Meloni ha anche annunciato che il governo intende perseguire il nuovo reato di «morte o lesioni come conseguenza di delitti in materia di immigrazione clandestina» anche al di fuori del territorio italiano, per esempio nelle acque internazionali: ci sono molti dubbi sul fatto che si possa effettivamente fare.
Infine il decreto prevede un peggioramento delle condizioni per chi riesce ad arrivare in Italia via mare: saranno snellite le procedure per realizzare nuovi centri di permanenza per i rimpatri (CPR), cioè i centri di detenzione per le persone che non hanno un permesso di soggiorno valido per rimanere in Italia. Il governo ha fatto sapere di volerne costruire uno in ogni regione (oggi sono una decina). Ormai da anni i CPR vengono criticati dalle associazioni che si occupano di diritti umani per le condizioni disumane e degradanti in cui vengono ospitati i detenuti. Furono aperti nel 2016 dal ministro dell’Interno Marco Minniti per sostituire i vecchi CIE.
Infine il governo ha annunciato la revoca del permesso di soggiorno per protezione speciale, introdotto nel 2020 dalla ministra dell’Interno Luciana Lamorgese per ripristinare un permesso di soggiorno simile a quello per ragioni umanitarie, cancellato da Salvini nel 2018 quando era ministro dell’Interno nel primo governo Conte. Viene garantito a persone che rischiano di essere perseguite per la loro etnia o religione nel paese di provenienza, quindi ha criteri più laschi rispetto alle altre forme di asilo. Nel 2021 l’hanno ottenuta 6.329 persone su un totale di 23.197 che hanno ricevuto una forma di protezione internazionale.

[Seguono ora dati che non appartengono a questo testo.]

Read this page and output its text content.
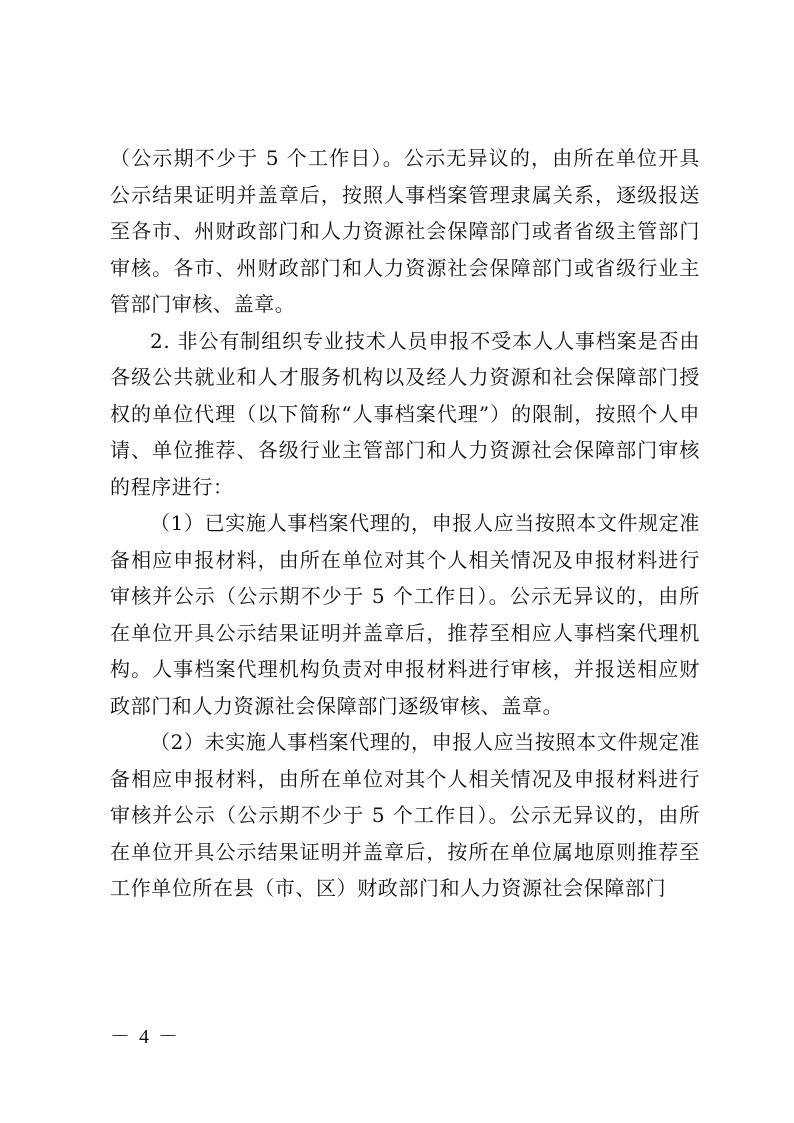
（公示期不少于 5 个工作日）。公示无异议的，由所在单位开具公示结果证明并盖章后，按照人事档案管理隶属关系，逐级报送至各市、州财政部门和人力资源社会保障部门或者省级主管部门审核。各市、州财政部门和人力资源社会保障部门或省级行业主管部门审核、盖章。

2. 非公有制组织专业技术人员申报不受本人人事档案是否由各级公共就业和人才服务机构以及经人力资源和社会保障部门授权的单位代理（以下简称“人事档案代理”）的限制，按照个人申请、单位推荐、各级行业主管部门和人力资源社会保障部门审核的程序进行：

（1）已实施人事档案代理的，申报人应当按照本文件规定准备相应申报材料，由所在单位对其个人相关情况及申报材料进行审核并公示（公示期不少于 5 个工作日）。公示无异议的，由所在单位开具公示结果证明并盖章后，推荐至相应人事档案代理机构。人事档案代理机构负责对申报材料进行审核，并报送相应财政部门和人力资源社会保障部门逐级审核、盖章。

（2）未实施人事档案代理的，申报人应当按照本文件规定准备相应申报材料，由所在单位对其个人相关情况及申报材料进行审核并公示（公示期不少于 5 个工作日）。公示无异议的，由所在单位开具公示结果证明并盖章后，按所在单位属地原则推荐至工作单位所在县（市、区）财政部门和人力资源社会保障部门

－ 4 －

Secondo Maurizio Ambrosini, che insegna Sociologia delle migrazioni all’università Statale di Milano, la protezione speciale «era un’opportunità per tutelare chi, pur non avendo ottenuto il riconoscimento come rifugiato, aveva compiuto dei passi verso l’integrazione sociale, per esempio avendo imparato l’italiano e trovato un lavoro. Ricacciarlo nell’ombra, ossia in mezzo a una strada, sarà un dramma per lui e un problema per tutti». Non è chiaro perché il governo voglia cancellarla: nella conferenza stampa Meloni ha semplicemente detto che si era «allargata a dismisura», cioè forse era stata garantita a numero di persone superiore a quello che il governo ritiene accettabile.